Friday, May 16, 2003

Shirk Ethic: How to Fake A Hard Day at the Office

On Thursday the Wall Street Journal published an article about making it look like your work long hours when you actually are a slacker. It was showing how to fake like you're working when you're actually not. And it did note that one of the people they were doing a case study was eventually fired for habitual lateness, so let's learn from his mistakes and do it right.

First of all, there is no replacement for being in the office. Showing up really late all the time is dangerous. I'm no perfect example of being on time, but I'm usually not much later than 9am - I should be to work by 8, so I'm already pushing it. If I come late, I also leave late. Last in, last out.

The secret to faking a hard day at work does not include shirking the work and making it look like you did it because you will get caught eventually. The secret is working smart and not letting anyone know how long things actually take to do.

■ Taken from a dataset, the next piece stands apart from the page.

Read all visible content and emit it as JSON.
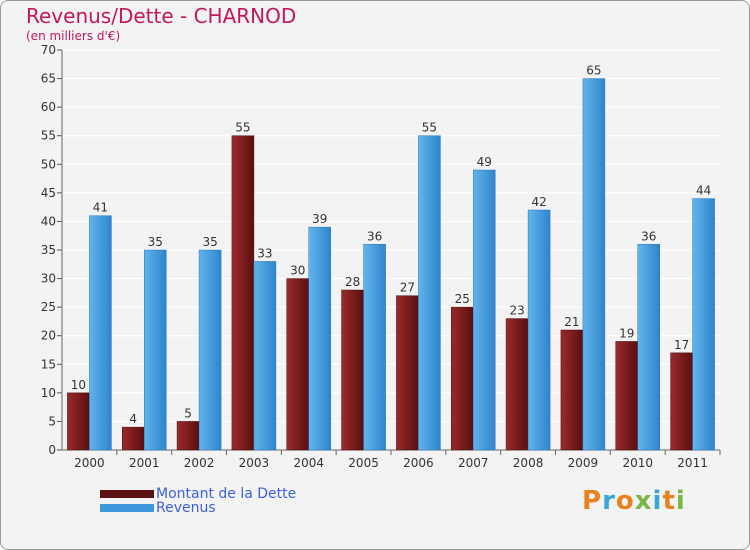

A general rule of thumb when giving a timeframe estimate and setting deadlines is to increase the unit of time by one unit. If a task will take one minute, say it will take an hour. If it will take an hour, one day. If one day, say one week, etc. Get it? That way, you're working exponentially less than what you're getting paid for, but still producing quality, on-time work.

This method will provide plenty of extra time to work on other things - e.g. write in your blog, work on other projects, run your own businesses, manage properties, etc.

Note: If you do go to work late, never go in at 10 or 11am unless you're going to sneak in, turn the computer on, and then sneak back out to lunch. If you're already late, just go in at 12:30 or 1:00 so it looks like you're just getting back from lunch and everyone will think they just missed you in the morning.